Sphingolipids protect cells from environmental damage by forming a stable, chemically resistant layer on the cell membrane. Fumonisins disrupt cell signaling by inhibiting ceramide synthase, interrupting sphingolipid synthesis and metabolism. Also, the decreased concentrations of important sphingolipids play a role in the altered morphology of the affected cells. This inhibition results in a buildup of compounds that are cytotoxic, reducing cellular stability and protection, leading to cell death. 


Calves consuming fumonisin have decreased immune function. Sphingolipid metabolism in immune cells is involved in signaling, which controls lymphocyte development, differentiation, activation and proliferation. Lymphocyte development is impaired when cattle are fed fumonisins. These white blood cells are important in maintaining a strong antigen response. Consumption of Fusarium-contaminated feeds can increase susceptibility to diseases and reduce vaccine efficacy.

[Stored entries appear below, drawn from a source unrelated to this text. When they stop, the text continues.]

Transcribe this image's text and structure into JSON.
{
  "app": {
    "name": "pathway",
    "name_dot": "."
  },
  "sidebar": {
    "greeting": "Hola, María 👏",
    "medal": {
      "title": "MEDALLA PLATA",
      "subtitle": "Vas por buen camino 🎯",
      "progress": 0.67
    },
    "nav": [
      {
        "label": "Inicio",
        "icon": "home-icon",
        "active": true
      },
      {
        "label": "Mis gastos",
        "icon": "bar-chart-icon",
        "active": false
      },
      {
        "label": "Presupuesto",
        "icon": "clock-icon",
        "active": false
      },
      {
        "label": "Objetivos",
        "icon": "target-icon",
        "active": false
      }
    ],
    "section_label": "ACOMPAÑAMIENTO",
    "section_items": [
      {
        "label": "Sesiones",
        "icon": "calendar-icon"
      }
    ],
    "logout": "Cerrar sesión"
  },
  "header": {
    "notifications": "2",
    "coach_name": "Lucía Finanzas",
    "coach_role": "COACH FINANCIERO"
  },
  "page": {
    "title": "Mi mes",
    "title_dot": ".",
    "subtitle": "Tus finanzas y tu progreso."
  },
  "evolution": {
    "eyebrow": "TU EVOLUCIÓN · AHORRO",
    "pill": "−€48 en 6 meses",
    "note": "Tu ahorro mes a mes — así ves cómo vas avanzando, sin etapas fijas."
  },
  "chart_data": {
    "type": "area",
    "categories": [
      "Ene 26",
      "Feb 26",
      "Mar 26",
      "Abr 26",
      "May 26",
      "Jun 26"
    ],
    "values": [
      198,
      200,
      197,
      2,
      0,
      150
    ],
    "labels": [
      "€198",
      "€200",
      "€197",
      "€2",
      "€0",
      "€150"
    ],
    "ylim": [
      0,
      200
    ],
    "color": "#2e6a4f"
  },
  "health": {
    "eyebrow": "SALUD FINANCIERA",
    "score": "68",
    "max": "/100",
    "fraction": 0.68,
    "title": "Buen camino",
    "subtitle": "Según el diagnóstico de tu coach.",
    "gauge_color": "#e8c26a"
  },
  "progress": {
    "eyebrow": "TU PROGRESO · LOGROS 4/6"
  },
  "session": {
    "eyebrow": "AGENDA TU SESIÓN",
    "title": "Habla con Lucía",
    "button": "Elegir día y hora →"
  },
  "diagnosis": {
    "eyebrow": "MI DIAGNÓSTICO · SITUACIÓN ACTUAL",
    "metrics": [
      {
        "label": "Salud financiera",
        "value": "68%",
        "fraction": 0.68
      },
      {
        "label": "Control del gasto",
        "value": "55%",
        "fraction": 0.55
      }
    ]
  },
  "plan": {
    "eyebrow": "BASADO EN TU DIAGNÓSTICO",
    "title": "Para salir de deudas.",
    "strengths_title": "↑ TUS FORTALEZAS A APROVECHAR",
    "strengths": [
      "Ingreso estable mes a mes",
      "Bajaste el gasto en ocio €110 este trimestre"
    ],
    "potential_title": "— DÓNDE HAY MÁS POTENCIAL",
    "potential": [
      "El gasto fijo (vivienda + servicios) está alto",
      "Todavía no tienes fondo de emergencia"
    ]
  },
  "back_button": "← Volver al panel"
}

Working with Contaminated Feed

Unfortunately, once mycotoxins are formed in the plant, there is no commercial method to remove them from contaminated feeds. Harvesting and storage of contaminated crops at low moisture (less than 15 percent), along with separation of highly contaminated feeds, is important to reduce the risk of mold growth and mycotoxin production in uncontaminated grain. 

While the European Commission has determined that adult cattle can tolerate fumonisins up to 50 parts per million (ppm) in diets, the U.S. Food and Drug Administration guidance document for fumonisin recommends a maximum concentration in the diet of feedlot cattle of 30 ppm, 15 ppm for breeding stock and 10 ppm for calves.  Furthermore, contaminated corn or corn byproducts should contribute no more than 50 percent of the diet. It is crucial to check the fumonisin level in the complete diet, as fumonisin is three times more concentrated in corn byproducts such as distillers grains and corn gluten feed, and 10 times more concentrated in corn screenings.

If contaminated feeds must be used to feed cattle, elevators may blend corn to reduce the fumonisin concentration to acceptable levels. As fumonisin is associated with reduced feed consumption, there is a concern that even low levels of fumonisin can interact with other mycotoxins, reducing the growth of calves and the weight gain of feedlot cattle. Fumonisin contamination can be especially detrimental to newly received cattle and calves, preventing them from getting off to a healthy start.